Pigmentation of the skin occurs on the face – norma lly referred to as chloasma or pregnancy mask. The mid lime seen to be extending from xiphistermum to the symphysis pubis area become darker and more pronounced. It disappears few days after delivery. It is known as linea nigra.
There is alteration in the gait of the woman in an attempt to maintain balance due to the weight of the growing uterus. There is increase movement in the joints due to relaxing effect of the pregnancy hormones on the ligament.
Emotional instability is common in pregnancy and the woman cries easily. There is increase tendency to anxiety, fear and even depression.

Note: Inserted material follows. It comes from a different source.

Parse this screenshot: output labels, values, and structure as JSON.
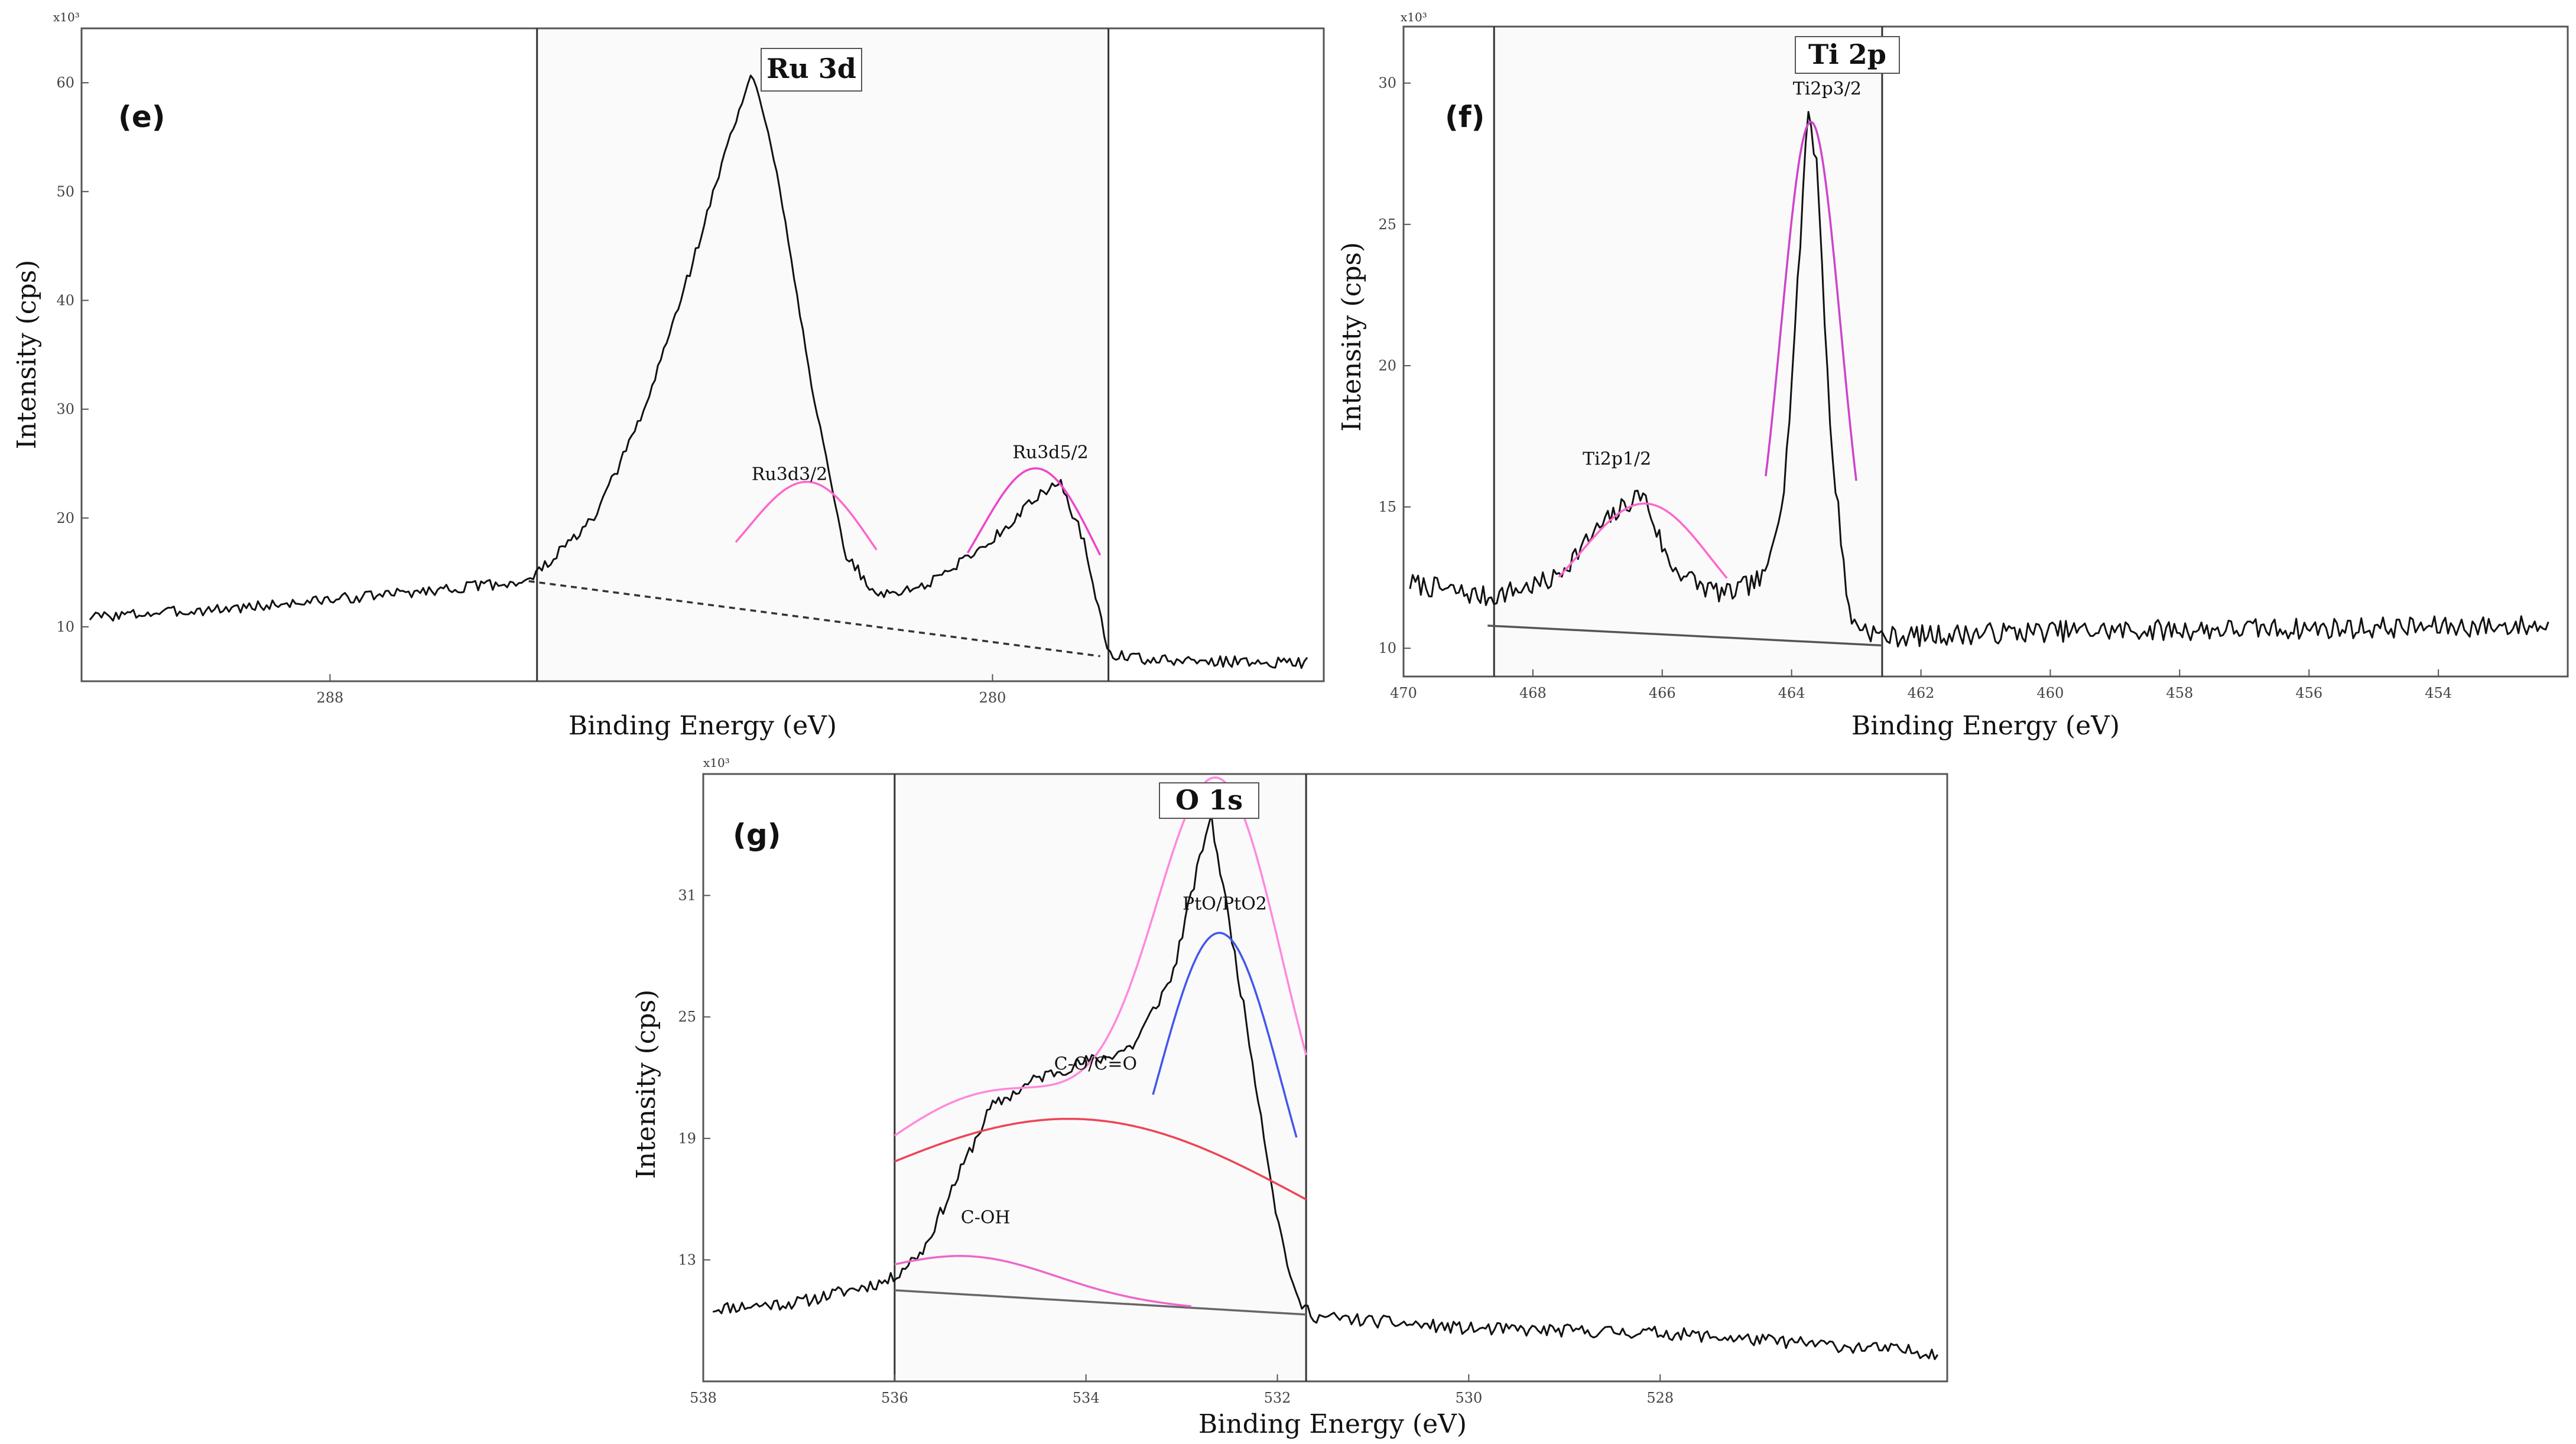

A steady and adequate weight gain is necessary for the health and well being of the woman and the fetus. An average maximum weight gain of 11.5kg is expected during pregnancy. During the 1st trimester a weight gain is slow most weight gain occurs in the second and third trimesters. It results from increase muscle tissue and fat, especially the breast, buttocks and loins and thighs. Growth of the uterus and the product of conception, fluid retention increase blood volume. Increase of 20% of the non gravid uterus is considered normal. The first 20 weeks the average weight gain is 2kg, weight gain is rapid during the second 20 week, a gain of 0.5kg per week making a total of 11 -12kg. Any weight above this should be investigated.